In this case of repeated occurrence of anterior chamber bleeding causing transient IOP spikes and blurry vision in the presence of a subluxated sulcus-fixated open-loop IOL, my diagnosis is uveitis-glaucoma-hyphema (UGH) syndrome.
The lower haptic of the inferiorly decentered posterior chamber IOL (PC IOL) seems to have eroded some of the supporting zonular fibers, and this haptic is fixated somewhere behind the plane of the zonular ring. This could be verified by high-resolution UBM.
When the patient bends and bows her head, the upper haptic is encouraged to freely move, like a loose windshield wiper, inducing hemorrhage and presumably some pigment dispersion from abraded uveal tissue. This recurrent bleeding is the cause of the repeated transient IOP spikes and consequent blurry vision.

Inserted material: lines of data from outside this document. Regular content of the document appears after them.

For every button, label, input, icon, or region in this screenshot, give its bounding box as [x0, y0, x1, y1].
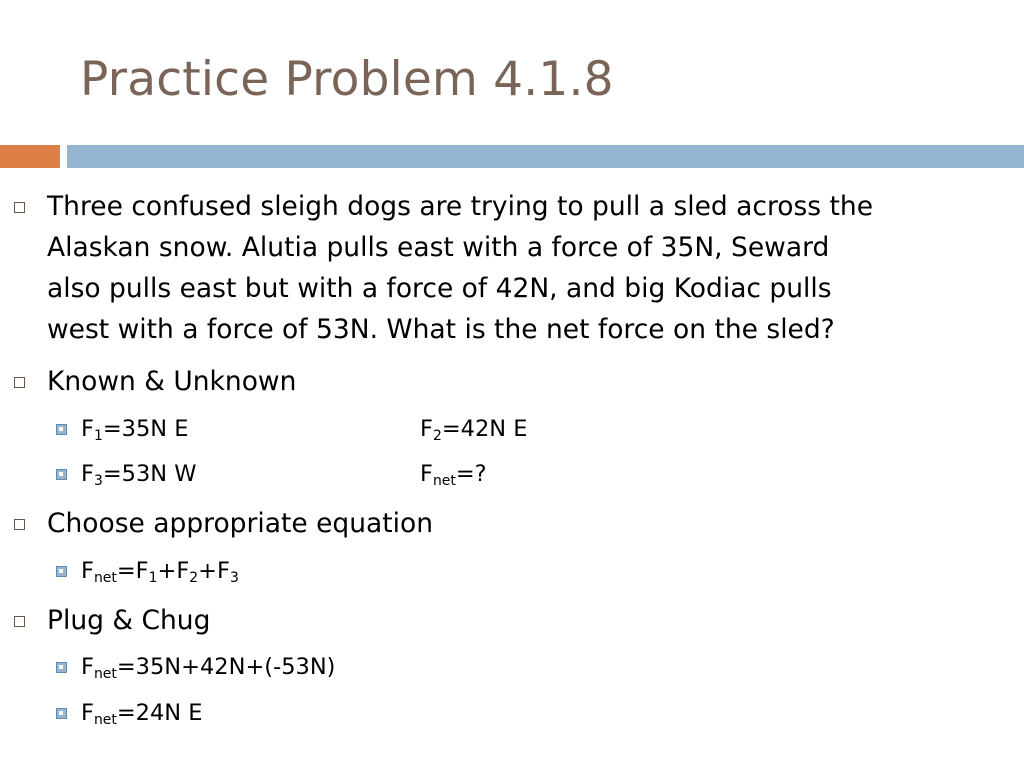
bullet-box-icon	[14, 202, 25, 213]
bullet-box-icon	[14, 377, 25, 388]
unknown-fnet: $F_{net}=$?	[420, 461, 487, 489]
equation-heading: Choose appropriate equation	[47, 508, 434, 539]
sub-bullet-icon	[56, 708, 67, 719]
sub-bullet-icon	[56, 469, 67, 480]
plug-step: $F_{net}=35N+42N+(-53N)$	[81, 654, 336, 682]
sub-bullet-icon	[56, 566, 67, 577]
problem-line: Alaskan snow. Alutia pulls east with a force of 35N, Seward	[47, 232, 830, 263]
known-f3: $F_3=53N$ W	[81, 461, 197, 489]
bullet-box-icon	[14, 616, 25, 627]
problem-line: Three confused sleigh dogs are trying to pull a sled across the	[47, 191, 874, 222]
equation-formula: $F_{net}=F_1+F_2+F_3$	[81, 558, 239, 586]
problem-line: west with a force of 53N. What is the net force on the sled?	[47, 314, 835, 345]
sub-bullet-icon	[56, 662, 67, 673]
known-unknown-heading: Known & Unknown	[47, 366, 297, 397]
known-f1: $F_1=35N$ E	[81, 416, 189, 444]
plug-result: $F_{net}=24N$ E	[81, 700, 203, 728]
plug-chug-heading: Plug & Chug	[47, 605, 211, 636]
sub-bullet-icon	[56, 424, 67, 435]
known-f2: $F_2=42N$ E	[420, 416, 528, 444]
problem-line: also pulls east but with a force of 42N, and big Kodiac pulls	[47, 273, 832, 304]
slide-title: Practice Problem 4.1.8	[80, 52, 614, 107]
bullet-box-icon	[14, 519, 25, 530]
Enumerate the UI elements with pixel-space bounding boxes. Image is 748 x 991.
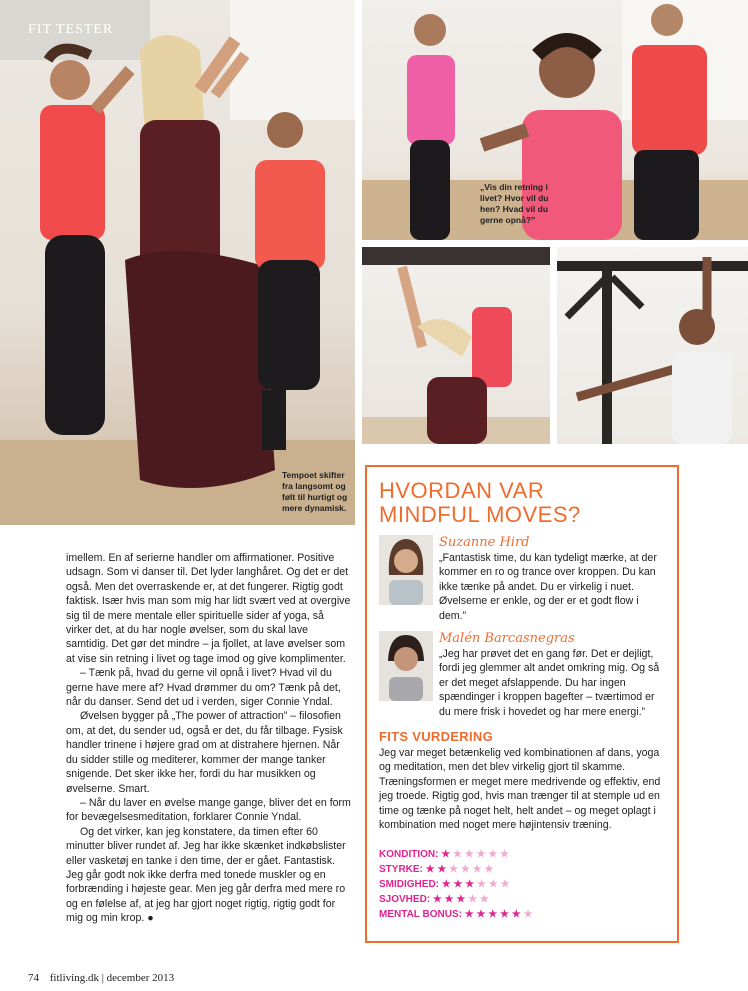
box-title [379,479,665,527]
avatar [379,535,433,605]
body-paragraph: Øvelsen bygger på „The power of attraction” – filosofien om, at det, du sender ud, også er det, du får tilbage. Fysisk handler trinene i højere grad om at distrahere hjernen. Når du sidder stille og mediterer, kommer der mange tanker snigende. Det sker ikke her, fordi du har musikken og øvelserne. Smart. [66,710,343,795]
star-filled-icon: ★ [425,863,438,875]
star-filled-icon: ★ [453,878,466,890]
star-empty-icon: ★ [460,863,473,875]
box-title-line: HVORDAN VAR [379,478,545,503]
rating-row [379,877,665,892]
review-box [365,465,679,943]
rating-label: STYRKE: [379,863,426,875]
site-name: fitliving.dk [49,972,99,984]
star-empty-icon: ★ [500,878,510,890]
testimonial [379,631,665,719]
issue-date: december 2013 [106,972,175,984]
star-filled-icon: ★ [432,893,445,905]
star-filled-icon: ★ [500,908,512,920]
star-filled-icon: ★ [511,908,524,920]
jump-photo [362,247,550,444]
testimonial-name: Malén Barcasnegras [439,631,575,647]
photo-caption-quote: „Vis din retning i livet? Hvor vil du hen? Hvad vil du gerne opnå?” [480,182,549,225]
star-filled-icon: ★ [437,863,450,875]
star-filled-icon: ★ [476,908,489,920]
rating-row [379,862,665,877]
body-paragraph: – Når du laver en øvelse mange gange, bliver det en form for bevægelsesmeditation, forklarer Connie Yndal. [66,796,351,824]
star-filled-icon: ★ [464,908,477,920]
solo-photo [557,247,748,444]
testimonial-text: „Fantastisk time, du kan tydeligt mærke, at der kommer en ro og trance over kroppen. Du kan ikke tænke på andet. Du er virkelig i nuet. Øvelserne er enkle, og der er et godt flow i dem.” [439,552,657,622]
star-empty-icon: ★ [449,863,461,875]
star-empty-icon: ★ [477,878,489,890]
star-filled-icon: ★ [488,908,500,920]
page-footer [28,972,174,984]
star-filled-icon: ★ [441,848,453,860]
star-empty-icon: ★ [468,893,480,905]
portrait-image [379,535,433,605]
ratings-list [379,847,665,922]
jumping-dancer-illustration [362,247,550,444]
rating-label: SMIDIGHED: [379,878,442,890]
body-paragraph: – Tænk på, hvad du gerne vil opnå i livet? Hvad vil du gerne have mere af? Hvad drømmer du om? Tænk på det, når du danser. Send det ud i verden, siger Connie Yndal. [66,667,341,709]
avatar [379,631,433,701]
dancers-illustration [0,0,355,525]
testimonial-name: Suzanne Hird [439,535,530,550]
body-paragraph: imellem. En af serierne handler om affirmationer. Positive udsagn. Som vi danser til. Det lyder langhåret. Og det er det også. Men det overraskende er, at det fungerer. Rigtig godt faktisk. Især hvis man som mig har lidt svært ved at overgive sig til de mere mentale eller spirituelle sider af yoga, så virker det, at du har nogle øvelser, som du skal lave samtidig. Det gør det mindre – ja fjollet, at lave øvelser som at vise sin retning i livet og tage imod og give komplimenter. [66,552,351,665]
star-filled-icon: ★ [441,878,454,890]
section-label: FIT TESTER [28,22,114,37]
fits-title: FITS VURDERING [379,729,493,745]
hero-photo [0,0,355,525]
star-empty-icon: ★ [472,863,485,875]
rating-label: MENTAL BONUS: [379,908,465,920]
star-empty-icon: ★ [523,908,533,920]
rating-label: SJOVHED: [379,893,433,905]
rating-row [379,847,665,862]
testimonial-text: „Jeg har prøvet det en gang før. Det er dejligt, fordi jeg glemmer alt andet omkring mig. Og så er det meget afslappende. Du har ingen spændinger i kroppen bagefter – tværtimod er du mere frisk i hovedet og har mere energi.” [439,648,660,718]
page-number: 74 [28,972,39,984]
group-photo [362,0,748,240]
star-empty-icon: ★ [476,848,489,860]
star-empty-icon: ★ [479,893,489,905]
star-empty-icon: ★ [499,848,509,860]
star-empty-icon: ★ [464,848,477,860]
star-empty-icon: ★ [488,878,501,890]
rating-row [379,907,665,922]
beam-dancer-illustration [557,247,748,444]
testimonial [379,535,665,623]
star-filled-icon: ★ [465,878,478,890]
photo-caption: Tempoet skifter fra langsomt og følt til hurtigt og mere dynamisk. [282,470,348,513]
star-empty-icon: ★ [484,863,494,875]
footer-separator: | [101,972,104,984]
fits-text: Jeg var meget betænkelig ved kombinationen af dans, yoga og meditation, men det blev virkelig gjort til skamme. Træningsformen er meget mere medrivende og effektiv, end jeg troede. Rigtig god, hvis man trænger til at stemple ud en time og tænke på noget helt, helt andet – og meget oplagt i kombination med noget mere højintensiv træning. [379,747,661,832]
body-paragraph: Og det virker, kan jeg konstatere, da timen efter 60 minutter bliver rundet af. Jeg har ikke skænket indkøbslister eller vasketøj en tanke i den time, der er gået. Fantastisk. Jeg går godt nok ikke derfra med tonede muskler og en forbrænding i højeste gear. Men jeg går derfra med mere ro og en følelse af, at jeg har gjort noget rigtig, rigtig godt for mig og min krop. ● [66,825,346,925]
rating-row [379,892,665,907]
portrait-image [379,631,433,701]
article-body [66,551,352,926]
star-filled-icon: ★ [456,893,469,905]
rating-label: KONDITION: [379,848,442,860]
star-empty-icon: ★ [488,848,500,860]
star-empty-icon: ★ [452,848,465,860]
box-title-line: MINDFUL MOVES? [379,502,581,527]
star-filled-icon: ★ [444,893,457,905]
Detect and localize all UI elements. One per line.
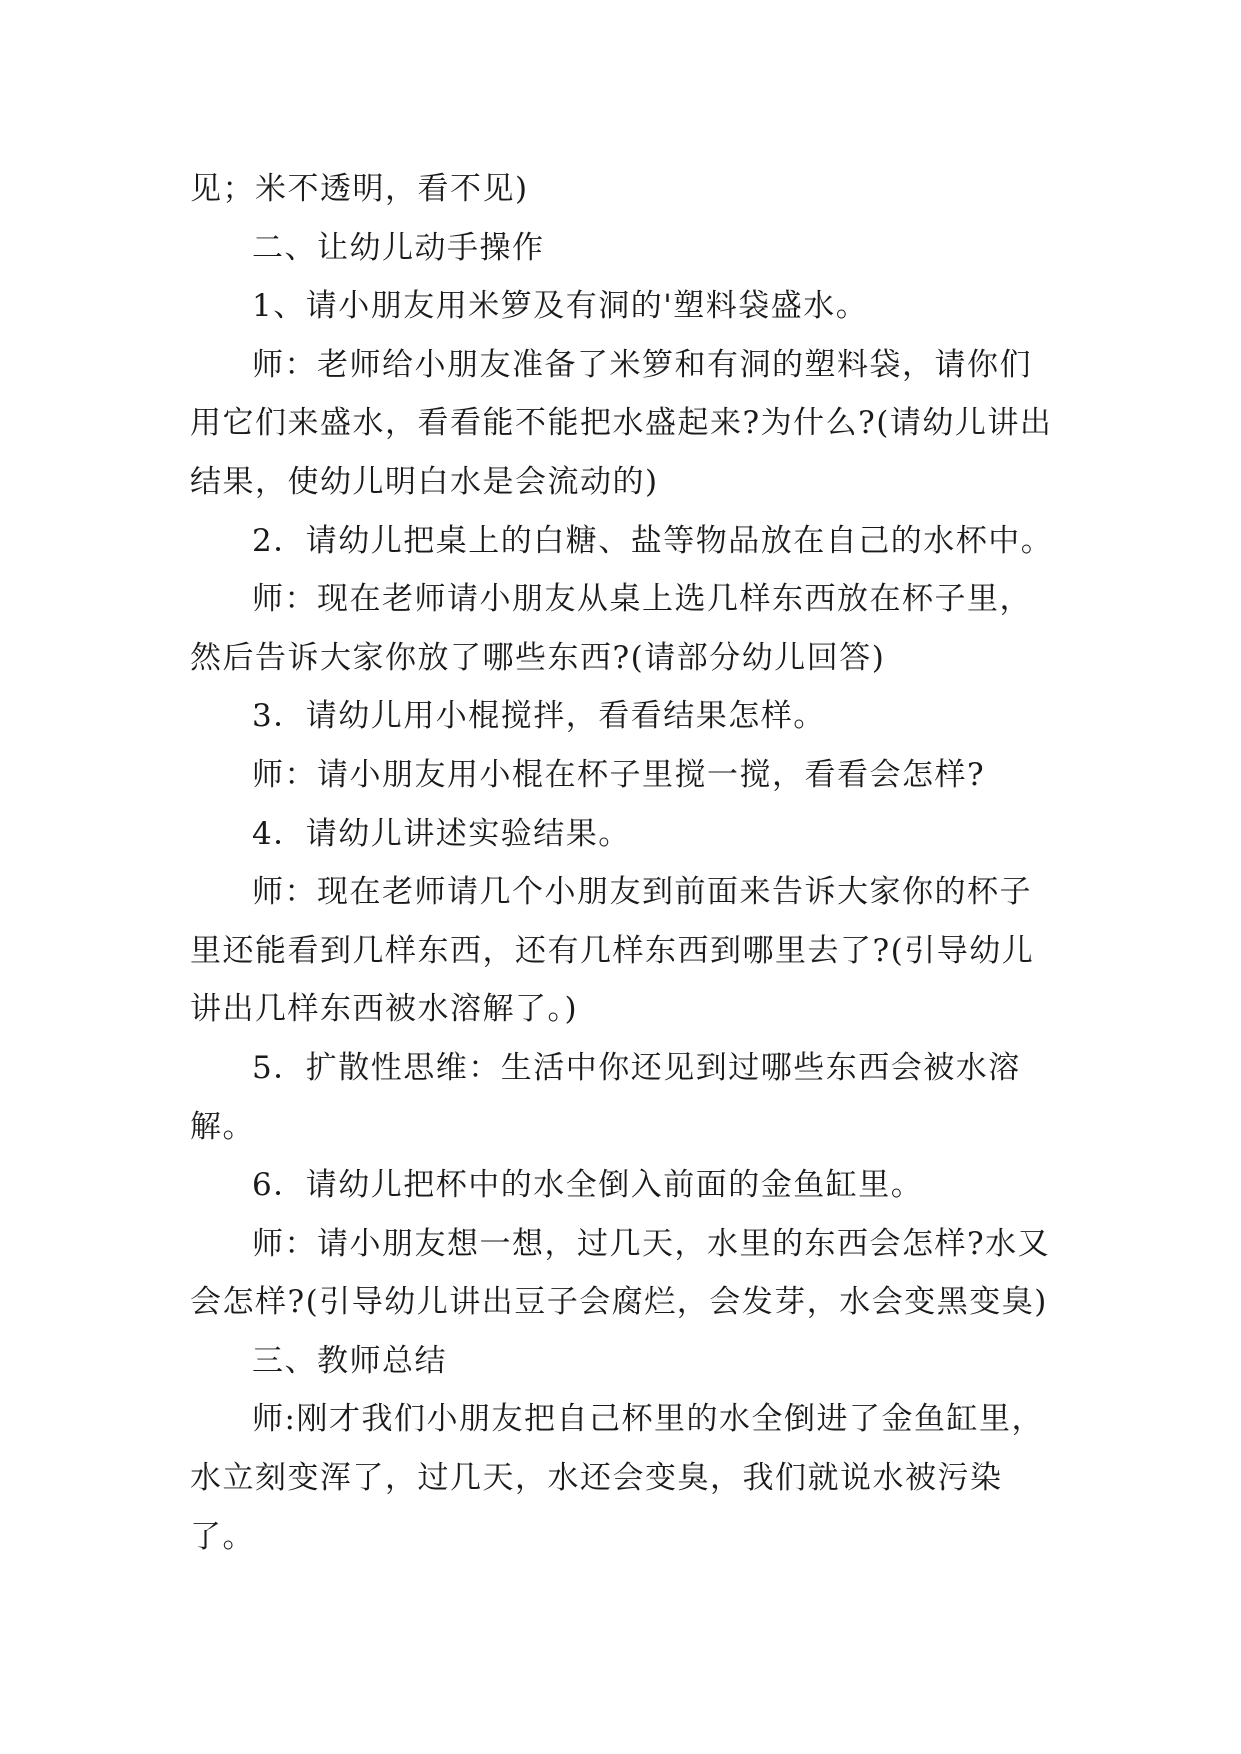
step-5: 5．扩散性思维：生活中你还见到过哪些东西会被水溶解。 [190,1049,1021,1145]
document-body [190,160,1062,1566]
teacher-line-1: 师：老师给小朋友准备了米箩和有洞的塑料袋，请你们用它们来盛水，看看能不能把水盛起来?为什么?(请幼儿讲出结果，使幼儿明白水是会流动的) [190,346,1053,500]
step-4: 4．请幼儿讲述实验结果。 [252,815,631,852]
section-heading-3: 三、教师总结 [252,1342,447,1379]
teacher-line-2: 师：现在老师请小朋友从桌上选几样东西放在杯子里，然后告诉大家你放了哪些东西?(请部分幼儿回答) [190,581,1032,676]
step-6: 6．请幼儿把杯中的水全倒入前面的金鱼缸里。 [252,1167,924,1204]
section-heading-2: 二、让幼儿动手操作 [252,229,545,266]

I envision 2 surgical strategies to resolve this situation. The first is to explant the sulcus-fixated IOL and replace it with an iris-supported anterior chamber IOL (AC IOL). The second is to fixate the unstable PC IOL by suturing the haptics to the iris. I would prefer the second option because the patient is 79 years old. To remove the 3-piece PMMA optic PC IOL, one would have to create a 7.0 mm sclerocorneal wound, which would have to be sutured to reduce the risk for induced astigmatism. Also, there is a risk for expulsive intraoperative hemorrhage and postoperative endophthalmitis. This surgery would have to be performed using peribulbar or general anesthesia. Because the CDVA is 0.9 in this eye and the patient has little astigmatism, I would avoid such an incision and intraocular manipulation and instead simply fixate the PC IOL with iris sutures rather than remove it.
After constricting the pupil with topical pilocarpine drops, I would introduce an iris spatula through a 1.0 mm clear corneal wound at 12 o’clock, through the iridectomy, and under the IOL optic. By lifting the optic from behind through the pupil into the anterior chamber with the spatula and thus capturing it within the pupil, the IOL could be well centered and the contour of the haptics seen through the iris. In this position, the 2 haptics could be fixated to the iris with 10-0 polypropylene McCannel sutures. The needle and suture would pass through the clear cornea and iris, under the haptic, and then out through the iris and clear cornea again. After the needle is cut off, the suture ends would be pulled out through the incision at 12 o’clock with a hook and then tied. Peripheral placement of the haptic sutures is preferred to avoid postoperative pupil ovalization. Once suturing is completed, the optic is gently pushed backward behind the iris. With this suture technique described by McCannel in 1976, one can center and stabilize the subluxated IOL through a small incision, avoiding the risk for induced astigmatism and other complications associated with more invasive surgery.
The patient’s problem will be solved by this surgery, which can be performed under topical or intracameral anesthesia.